Trying to make sense of something tragic (we're but puny beings)

Been re-reading Jonathan Safran Foer's Extremely Loud and Incredibly Close. The story just breaks my heart into tiny little pieces. I feel for Oskar, who is trying to make sense of having lost his dad in the 9/11 tragedy. How do you get over losing someone as great as your own father? How does a super smart 9-year-old atheist cope with the senselessness of the event, as he believes things don't have a reason? How do you cope; how do you even replace the void? 

Safran Foer's way of narrating is reason enough to pick up the book. He doesn't go into melodrama territory. He uses cool visual devices (yes, this is not a novel without pictures). While Extremely Loud and Incredibly Close tackled a very serious and touchy event, humor and dry wit were always present in his paragraphs and dialogues, pinching your heart all the more and making you just about ready to cry buckets. I love that Oskar wasn't just a plainly sappy or a very very angry character. That's how it is in real-life, right? When tragedy strikes, we intersperse the funny with the sad. 

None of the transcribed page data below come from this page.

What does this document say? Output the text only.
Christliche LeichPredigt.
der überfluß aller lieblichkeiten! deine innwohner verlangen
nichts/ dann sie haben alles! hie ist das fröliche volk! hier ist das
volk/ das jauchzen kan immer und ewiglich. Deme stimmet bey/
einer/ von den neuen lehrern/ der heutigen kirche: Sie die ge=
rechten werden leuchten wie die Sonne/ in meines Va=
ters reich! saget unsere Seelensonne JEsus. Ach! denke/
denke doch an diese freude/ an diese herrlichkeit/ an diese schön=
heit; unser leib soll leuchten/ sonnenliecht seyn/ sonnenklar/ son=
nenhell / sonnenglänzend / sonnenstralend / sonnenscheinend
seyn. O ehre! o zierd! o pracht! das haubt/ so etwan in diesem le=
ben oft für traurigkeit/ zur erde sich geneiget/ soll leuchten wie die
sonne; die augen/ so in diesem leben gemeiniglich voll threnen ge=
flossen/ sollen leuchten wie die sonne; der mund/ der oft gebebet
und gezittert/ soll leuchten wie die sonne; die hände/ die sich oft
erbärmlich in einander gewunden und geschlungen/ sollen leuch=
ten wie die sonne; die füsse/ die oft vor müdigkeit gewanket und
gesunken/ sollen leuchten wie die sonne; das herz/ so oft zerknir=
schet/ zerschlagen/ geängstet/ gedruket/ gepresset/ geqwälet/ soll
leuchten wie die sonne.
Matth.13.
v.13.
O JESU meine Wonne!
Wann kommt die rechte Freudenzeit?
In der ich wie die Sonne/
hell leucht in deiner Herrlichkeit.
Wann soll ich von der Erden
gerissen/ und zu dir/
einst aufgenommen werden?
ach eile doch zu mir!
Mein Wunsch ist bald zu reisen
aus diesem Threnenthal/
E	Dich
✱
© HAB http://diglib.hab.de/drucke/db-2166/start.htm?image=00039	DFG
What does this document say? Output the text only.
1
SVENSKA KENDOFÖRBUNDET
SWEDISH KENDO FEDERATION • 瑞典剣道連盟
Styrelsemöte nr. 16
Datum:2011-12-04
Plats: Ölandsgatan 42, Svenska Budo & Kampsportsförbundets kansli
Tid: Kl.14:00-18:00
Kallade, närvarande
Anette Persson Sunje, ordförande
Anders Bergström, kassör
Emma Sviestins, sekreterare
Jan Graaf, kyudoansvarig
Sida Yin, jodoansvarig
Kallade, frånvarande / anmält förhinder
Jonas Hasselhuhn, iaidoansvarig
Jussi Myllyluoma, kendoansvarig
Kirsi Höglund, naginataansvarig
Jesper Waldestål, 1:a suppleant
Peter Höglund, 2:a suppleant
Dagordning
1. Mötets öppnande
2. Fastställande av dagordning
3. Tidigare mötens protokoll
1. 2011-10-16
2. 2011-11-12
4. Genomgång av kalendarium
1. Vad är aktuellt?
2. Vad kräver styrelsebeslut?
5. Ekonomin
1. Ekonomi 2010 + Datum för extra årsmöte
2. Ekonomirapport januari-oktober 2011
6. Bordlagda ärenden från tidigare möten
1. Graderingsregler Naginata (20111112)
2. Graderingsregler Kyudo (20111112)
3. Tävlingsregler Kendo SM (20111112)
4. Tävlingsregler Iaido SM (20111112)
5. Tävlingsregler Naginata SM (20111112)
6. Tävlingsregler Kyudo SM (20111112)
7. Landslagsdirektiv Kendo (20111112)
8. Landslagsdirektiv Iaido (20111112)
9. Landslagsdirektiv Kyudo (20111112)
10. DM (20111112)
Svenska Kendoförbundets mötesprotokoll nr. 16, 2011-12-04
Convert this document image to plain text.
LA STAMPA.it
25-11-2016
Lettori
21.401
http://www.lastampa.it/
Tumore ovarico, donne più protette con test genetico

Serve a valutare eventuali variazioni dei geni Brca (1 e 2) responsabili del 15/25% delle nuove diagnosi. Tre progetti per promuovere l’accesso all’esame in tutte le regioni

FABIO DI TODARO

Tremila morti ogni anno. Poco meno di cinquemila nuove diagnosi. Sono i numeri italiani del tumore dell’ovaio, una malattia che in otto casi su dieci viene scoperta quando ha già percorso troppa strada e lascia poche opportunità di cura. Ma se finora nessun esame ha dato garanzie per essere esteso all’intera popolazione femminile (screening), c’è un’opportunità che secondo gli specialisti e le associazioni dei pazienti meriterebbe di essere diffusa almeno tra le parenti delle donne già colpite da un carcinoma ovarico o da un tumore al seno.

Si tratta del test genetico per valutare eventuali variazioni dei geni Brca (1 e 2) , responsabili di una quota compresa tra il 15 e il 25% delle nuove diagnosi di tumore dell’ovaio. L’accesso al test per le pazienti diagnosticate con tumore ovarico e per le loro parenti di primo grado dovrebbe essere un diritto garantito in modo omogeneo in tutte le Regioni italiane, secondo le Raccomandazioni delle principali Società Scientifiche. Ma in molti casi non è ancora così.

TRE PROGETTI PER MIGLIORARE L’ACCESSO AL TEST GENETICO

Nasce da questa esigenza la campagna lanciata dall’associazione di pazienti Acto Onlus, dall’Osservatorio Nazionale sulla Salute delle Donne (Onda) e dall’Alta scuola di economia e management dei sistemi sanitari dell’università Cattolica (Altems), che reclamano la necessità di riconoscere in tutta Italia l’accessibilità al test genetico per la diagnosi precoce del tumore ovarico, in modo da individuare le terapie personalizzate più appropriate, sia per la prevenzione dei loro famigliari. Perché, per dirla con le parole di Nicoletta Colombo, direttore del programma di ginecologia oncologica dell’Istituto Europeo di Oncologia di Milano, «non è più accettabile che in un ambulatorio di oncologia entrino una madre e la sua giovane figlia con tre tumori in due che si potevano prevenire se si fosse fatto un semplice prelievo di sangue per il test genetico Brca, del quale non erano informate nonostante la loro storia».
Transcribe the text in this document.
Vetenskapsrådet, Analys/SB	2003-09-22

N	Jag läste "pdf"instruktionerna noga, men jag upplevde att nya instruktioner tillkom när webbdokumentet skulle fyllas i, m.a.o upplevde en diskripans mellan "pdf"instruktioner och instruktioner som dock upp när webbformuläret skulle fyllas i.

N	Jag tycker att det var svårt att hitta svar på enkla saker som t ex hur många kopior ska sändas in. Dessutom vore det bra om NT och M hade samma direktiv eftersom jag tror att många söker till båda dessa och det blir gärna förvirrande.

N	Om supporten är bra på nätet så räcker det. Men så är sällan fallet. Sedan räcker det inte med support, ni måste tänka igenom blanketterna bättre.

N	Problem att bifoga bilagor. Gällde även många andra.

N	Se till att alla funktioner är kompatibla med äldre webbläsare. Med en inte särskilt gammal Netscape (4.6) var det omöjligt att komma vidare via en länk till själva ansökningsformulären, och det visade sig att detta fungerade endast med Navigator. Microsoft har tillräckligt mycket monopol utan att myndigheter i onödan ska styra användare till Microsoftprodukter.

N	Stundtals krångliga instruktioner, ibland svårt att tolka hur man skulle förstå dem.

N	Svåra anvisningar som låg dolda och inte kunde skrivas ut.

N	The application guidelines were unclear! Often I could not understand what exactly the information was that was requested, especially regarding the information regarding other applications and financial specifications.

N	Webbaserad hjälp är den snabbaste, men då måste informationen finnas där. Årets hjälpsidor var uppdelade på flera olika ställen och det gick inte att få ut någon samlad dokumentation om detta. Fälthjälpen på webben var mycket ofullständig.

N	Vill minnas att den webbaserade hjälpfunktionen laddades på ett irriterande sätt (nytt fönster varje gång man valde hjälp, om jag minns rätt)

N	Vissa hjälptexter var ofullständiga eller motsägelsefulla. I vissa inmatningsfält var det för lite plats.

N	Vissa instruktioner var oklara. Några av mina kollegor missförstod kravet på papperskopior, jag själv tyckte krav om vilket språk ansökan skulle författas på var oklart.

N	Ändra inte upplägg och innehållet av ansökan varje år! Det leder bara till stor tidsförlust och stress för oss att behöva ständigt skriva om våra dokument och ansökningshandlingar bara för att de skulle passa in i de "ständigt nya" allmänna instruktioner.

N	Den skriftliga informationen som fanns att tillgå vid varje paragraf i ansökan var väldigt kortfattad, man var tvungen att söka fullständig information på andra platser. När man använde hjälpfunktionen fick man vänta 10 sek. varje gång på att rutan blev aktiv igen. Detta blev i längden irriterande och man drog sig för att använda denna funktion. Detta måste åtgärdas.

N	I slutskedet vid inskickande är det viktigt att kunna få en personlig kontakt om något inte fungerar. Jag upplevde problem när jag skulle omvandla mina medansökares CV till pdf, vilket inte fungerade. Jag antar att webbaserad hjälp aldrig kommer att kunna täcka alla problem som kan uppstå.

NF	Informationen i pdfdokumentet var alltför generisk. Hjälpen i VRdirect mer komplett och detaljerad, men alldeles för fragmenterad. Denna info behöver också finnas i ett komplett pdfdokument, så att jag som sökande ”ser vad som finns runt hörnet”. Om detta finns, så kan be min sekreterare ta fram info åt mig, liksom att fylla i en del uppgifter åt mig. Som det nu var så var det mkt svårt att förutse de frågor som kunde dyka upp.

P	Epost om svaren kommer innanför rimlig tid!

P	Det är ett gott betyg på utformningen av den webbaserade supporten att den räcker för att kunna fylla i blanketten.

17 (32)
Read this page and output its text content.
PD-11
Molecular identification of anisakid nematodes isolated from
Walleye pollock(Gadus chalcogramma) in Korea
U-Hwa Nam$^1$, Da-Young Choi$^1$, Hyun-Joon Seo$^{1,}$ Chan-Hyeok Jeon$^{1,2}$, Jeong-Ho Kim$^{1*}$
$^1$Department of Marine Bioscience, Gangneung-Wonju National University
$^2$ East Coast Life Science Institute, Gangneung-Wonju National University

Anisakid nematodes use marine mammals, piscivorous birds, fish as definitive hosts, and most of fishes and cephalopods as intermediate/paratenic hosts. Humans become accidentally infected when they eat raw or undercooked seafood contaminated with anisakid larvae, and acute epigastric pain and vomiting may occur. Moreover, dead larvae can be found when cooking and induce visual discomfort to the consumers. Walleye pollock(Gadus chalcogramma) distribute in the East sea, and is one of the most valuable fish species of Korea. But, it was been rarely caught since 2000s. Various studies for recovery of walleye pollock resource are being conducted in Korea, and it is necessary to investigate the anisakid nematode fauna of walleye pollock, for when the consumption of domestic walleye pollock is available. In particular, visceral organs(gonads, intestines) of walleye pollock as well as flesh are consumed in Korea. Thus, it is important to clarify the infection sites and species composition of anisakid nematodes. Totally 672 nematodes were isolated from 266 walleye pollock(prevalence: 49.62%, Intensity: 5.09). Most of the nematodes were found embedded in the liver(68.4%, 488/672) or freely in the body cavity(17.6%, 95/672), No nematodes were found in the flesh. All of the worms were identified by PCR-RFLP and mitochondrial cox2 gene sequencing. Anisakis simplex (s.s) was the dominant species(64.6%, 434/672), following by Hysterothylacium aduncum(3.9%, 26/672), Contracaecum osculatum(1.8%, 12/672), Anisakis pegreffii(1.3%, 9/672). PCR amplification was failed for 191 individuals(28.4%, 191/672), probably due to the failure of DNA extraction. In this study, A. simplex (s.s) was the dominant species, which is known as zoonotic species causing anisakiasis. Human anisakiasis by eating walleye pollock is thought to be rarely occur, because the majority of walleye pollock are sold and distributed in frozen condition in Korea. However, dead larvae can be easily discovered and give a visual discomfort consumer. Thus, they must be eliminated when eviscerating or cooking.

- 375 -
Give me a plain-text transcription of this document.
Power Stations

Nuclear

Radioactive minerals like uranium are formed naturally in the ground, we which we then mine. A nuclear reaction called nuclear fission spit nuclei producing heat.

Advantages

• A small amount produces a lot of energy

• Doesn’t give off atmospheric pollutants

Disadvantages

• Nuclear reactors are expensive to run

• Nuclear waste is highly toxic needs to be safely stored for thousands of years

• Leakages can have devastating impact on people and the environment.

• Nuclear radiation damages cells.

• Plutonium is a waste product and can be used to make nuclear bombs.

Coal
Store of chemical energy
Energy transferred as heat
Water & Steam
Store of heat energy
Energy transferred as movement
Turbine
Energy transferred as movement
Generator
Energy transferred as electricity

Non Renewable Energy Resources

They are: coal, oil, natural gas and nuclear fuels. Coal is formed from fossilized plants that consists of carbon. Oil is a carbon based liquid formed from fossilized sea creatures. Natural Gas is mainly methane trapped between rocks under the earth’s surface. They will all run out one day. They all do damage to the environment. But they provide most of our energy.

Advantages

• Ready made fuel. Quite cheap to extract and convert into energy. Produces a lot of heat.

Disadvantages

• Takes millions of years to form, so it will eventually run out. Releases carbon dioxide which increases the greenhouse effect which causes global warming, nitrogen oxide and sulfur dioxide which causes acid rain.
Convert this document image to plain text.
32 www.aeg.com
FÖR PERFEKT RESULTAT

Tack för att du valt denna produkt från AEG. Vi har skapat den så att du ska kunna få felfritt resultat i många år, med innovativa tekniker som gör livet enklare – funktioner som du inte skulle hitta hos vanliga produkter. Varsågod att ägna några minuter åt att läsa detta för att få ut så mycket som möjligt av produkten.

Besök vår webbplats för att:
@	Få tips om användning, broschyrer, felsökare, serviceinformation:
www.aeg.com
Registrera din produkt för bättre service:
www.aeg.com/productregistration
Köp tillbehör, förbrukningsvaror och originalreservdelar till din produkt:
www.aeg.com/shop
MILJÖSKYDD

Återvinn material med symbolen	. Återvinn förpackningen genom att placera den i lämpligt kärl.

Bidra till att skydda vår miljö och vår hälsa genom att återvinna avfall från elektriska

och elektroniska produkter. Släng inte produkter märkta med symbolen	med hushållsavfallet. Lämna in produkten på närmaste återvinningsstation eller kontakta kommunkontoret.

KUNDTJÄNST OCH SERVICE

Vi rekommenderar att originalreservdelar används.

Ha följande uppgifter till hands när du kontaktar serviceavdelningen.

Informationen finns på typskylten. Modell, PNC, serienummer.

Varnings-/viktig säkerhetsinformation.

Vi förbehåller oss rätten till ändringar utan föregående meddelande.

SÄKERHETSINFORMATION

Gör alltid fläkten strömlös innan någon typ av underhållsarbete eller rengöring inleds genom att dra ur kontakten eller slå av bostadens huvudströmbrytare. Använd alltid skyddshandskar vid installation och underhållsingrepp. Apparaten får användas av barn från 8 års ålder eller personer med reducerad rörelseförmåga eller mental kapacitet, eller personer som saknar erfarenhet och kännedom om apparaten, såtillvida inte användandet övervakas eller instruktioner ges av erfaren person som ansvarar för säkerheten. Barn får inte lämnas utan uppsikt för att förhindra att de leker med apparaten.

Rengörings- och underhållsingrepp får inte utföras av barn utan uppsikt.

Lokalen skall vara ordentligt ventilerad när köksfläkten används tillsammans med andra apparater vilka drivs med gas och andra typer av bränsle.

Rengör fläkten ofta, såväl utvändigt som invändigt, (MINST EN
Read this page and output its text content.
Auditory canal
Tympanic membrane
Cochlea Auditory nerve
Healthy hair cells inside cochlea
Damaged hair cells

Some of my favorite moments from the first two chapters:  
  • The teakettle and wanting to train his anus to talk when he farted so that it can say, "Wasn't me!"
  • That paragraph about his first jujitsu class, which was also his last because he refused to ruin the jujitsu master's privates.
  • From the last time Oskar was tucked in bed by his father,
"Dad?" "Yeah?" "Could you tell me a story?" "Sure." "A good one?" "As opposed to all the boring ones I tell." "Right." I tucked my body incredibly close into his, so my nose pushed into his armpit. "And you won't interrupt me?" "I'll try not to." "Because it makes it hard to tell a story." "And it's annoying." "And it's annoying."   
The moment before he started was my favorite moment.      
  • From Thomas's letter to his unborn child where he described meeting his would-be wife, also their first "conversation":
She was extending a hand that I didn't know how to take, so I broke its fingers with my silence, she said, "You don't want to talk to me, do you?" I took my daybook out of my knapsack and found the next blank page, the second to last. "I don't speak," I wrote. "I'm sorry." She looked at the piece of paper, then at me, then back at the piece of paper, she covered her eyes with her hands and cried, tears seeped between her fingers and collected in the little webs, she cried and cried and cried, there weren't any napkins nearby, so I ripped the page from the book - "I don't speak. I'm sorry." -- and used it to dry her cheeks, my explanation and apology ran down her face like mascara, she took my pen and wrote on the next blank page of my daybook, the final one:     
*Highlights, mine. Found this imagery beautiful, but then again I'm just a sucker for puns, visual and verbal ones. :) 
In the aftermath of the recent bombing and shootings in Norway: we weep for those more than 80 innocent people who lost their lives for something senseless. I couldn't even begin to imagine what the parents of those kids must be going through right now; how Norway is suffering and trying to move past those tragedies. Where 9/11 was committed in the name of Islamic extremism, these two recent attacks were done by a man believed to be a right-winger "Christian." We see that, really, it doesn't matter what religion one practices or not practice, what beliefs one has or doesn't have. Violence is but a by-product of hate. Tragic events like the 9/11 happen when people insist on insisting. What's even more sad and disappointing (stupid, really) is when these instances of insistence are reinforced by supposedly intelligent people.